Fine-Tuning Llama and Mistral for Domain Tasks
The open-weight base models are great. They’re also generic. A few thousand domain examples and a weekend of fine-tuning turn them into your tool, not Meta’s.
When to fine-tune
Three signals you need fine-tuning, not just prompting:
- You can’t fit the necessary examples in a prompt.
- Domain vocabulary or formatting is highly specific (medical, legal, internal jargon).
- Volume is high enough that prompt overhead dominates per-call cost.
If those don’t apply, prompting + RAG is cheaper and faster.
Dataset preparation
Aim for 1,000-10,000 high-quality (input, ideal-output) pairs. Quality dominates quantity.
- Format pairs in the chat template the base model expects (Llama 3 instruct format, Mistral instruct format, etc.).
- Hold out 10% as eval. Never train on the eval set.
- Deduplicate. Near-duplicates inflate scores artificially.
- Spot-check labels. If 5% are wrong, the model learns 5% wrong things.
LoRA recipe
Reasonable defaults:
- Library:
peft+trlfrom Hugging Face. - Rank: 16. Alpha: 32. Target modules: q_proj, v_proj.
- Learning rate: 2e-4. Schedule: cosine with 10% warmup.

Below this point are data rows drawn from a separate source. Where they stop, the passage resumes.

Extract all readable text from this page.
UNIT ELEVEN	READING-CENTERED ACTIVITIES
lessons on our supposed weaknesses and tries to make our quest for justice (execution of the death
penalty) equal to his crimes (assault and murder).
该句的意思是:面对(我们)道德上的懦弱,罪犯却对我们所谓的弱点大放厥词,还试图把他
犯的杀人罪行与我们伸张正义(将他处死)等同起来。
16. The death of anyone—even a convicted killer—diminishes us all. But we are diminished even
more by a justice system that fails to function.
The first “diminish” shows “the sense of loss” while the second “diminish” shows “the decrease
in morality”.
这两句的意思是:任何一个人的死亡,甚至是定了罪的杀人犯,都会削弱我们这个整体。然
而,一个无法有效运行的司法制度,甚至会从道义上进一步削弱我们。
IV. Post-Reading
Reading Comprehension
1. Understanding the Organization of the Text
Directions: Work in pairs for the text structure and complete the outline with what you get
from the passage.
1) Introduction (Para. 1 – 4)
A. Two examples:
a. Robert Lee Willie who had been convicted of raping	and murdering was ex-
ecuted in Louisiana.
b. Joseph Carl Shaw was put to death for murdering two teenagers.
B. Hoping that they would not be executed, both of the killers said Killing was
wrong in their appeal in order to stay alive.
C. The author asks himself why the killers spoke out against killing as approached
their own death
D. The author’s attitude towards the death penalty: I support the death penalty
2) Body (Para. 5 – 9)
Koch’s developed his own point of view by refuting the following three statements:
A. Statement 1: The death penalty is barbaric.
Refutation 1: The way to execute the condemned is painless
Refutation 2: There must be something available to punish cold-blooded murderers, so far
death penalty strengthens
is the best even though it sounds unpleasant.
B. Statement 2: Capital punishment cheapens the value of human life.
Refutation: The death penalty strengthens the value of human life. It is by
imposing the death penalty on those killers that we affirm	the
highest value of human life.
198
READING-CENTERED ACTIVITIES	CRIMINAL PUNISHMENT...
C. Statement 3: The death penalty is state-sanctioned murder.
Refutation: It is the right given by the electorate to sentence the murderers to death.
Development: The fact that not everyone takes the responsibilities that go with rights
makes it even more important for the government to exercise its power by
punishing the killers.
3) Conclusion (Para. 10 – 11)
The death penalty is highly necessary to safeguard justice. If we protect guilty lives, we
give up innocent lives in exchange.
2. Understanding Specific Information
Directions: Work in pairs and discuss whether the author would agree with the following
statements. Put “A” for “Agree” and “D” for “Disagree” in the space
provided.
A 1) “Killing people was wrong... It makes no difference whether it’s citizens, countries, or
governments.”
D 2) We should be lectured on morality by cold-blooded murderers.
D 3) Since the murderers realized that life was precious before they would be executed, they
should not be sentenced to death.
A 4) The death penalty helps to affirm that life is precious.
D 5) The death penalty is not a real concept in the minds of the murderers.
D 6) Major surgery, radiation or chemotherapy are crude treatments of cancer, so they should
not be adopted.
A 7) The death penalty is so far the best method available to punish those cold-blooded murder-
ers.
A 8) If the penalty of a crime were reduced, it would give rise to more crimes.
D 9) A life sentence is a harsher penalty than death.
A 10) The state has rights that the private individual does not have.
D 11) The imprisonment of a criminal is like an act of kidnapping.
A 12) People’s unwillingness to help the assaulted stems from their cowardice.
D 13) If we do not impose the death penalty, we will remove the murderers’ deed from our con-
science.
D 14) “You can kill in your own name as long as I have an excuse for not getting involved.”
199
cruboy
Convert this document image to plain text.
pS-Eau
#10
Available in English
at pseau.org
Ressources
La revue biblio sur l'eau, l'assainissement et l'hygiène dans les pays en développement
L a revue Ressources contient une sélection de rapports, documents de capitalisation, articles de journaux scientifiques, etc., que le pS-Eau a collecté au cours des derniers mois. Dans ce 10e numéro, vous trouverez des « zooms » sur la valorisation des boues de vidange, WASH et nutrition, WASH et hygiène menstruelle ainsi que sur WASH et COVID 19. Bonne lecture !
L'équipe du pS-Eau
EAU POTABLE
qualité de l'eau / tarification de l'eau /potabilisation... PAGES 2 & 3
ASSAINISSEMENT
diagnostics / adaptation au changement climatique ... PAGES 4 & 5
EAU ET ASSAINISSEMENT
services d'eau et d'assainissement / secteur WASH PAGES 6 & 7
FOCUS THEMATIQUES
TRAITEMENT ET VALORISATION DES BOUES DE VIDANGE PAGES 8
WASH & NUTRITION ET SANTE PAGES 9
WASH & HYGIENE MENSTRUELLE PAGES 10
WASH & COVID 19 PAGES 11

- Epochs: 2-3. Watch for overfit.
- Batch size: as large as memory allows. Effective batch via gradient accumulation.
- Quantisation: 4-bit (QLoRA) for tight VRAM budgets.
A 7B Llama LoRA fine-tune fits on a single 24GB consumer GPU. 70B fits on 1xH100 at 4-bit.
Eval
Run the same benchmark before and after. If accuracy didn’t go up, the fine-tune is doing nothing useful (or worse). Common eval setups:
- Held-out test set, exact-match or BLEU.
- LLM-as-judge against a reference model.
- Human spot-check on 50 samples.
Deploy
LoRA adapters are tiny (50-500 MB). Serve via vLLM with multi-LoRA support, or merge into the base weights for slightly faster inference. Per-tenant LoRAs let you serve customised models without N base-model copies.
Four mistakes
- Fine-tuning on too little data. Below 500 examples, you usually overfit. Get more data.
- Fine-tuning before trying prompting hard. The fine-tune is only worth it if prompting can’t close the gap.
- Catastrophic forgetting. Aggressive fine-tuning damages general capability. Mix in a small fraction of generic instruction-following data.
- Not versioning the dataset. Three months later you can’t reproduce or compare. Treat training data with the same discipline as production code.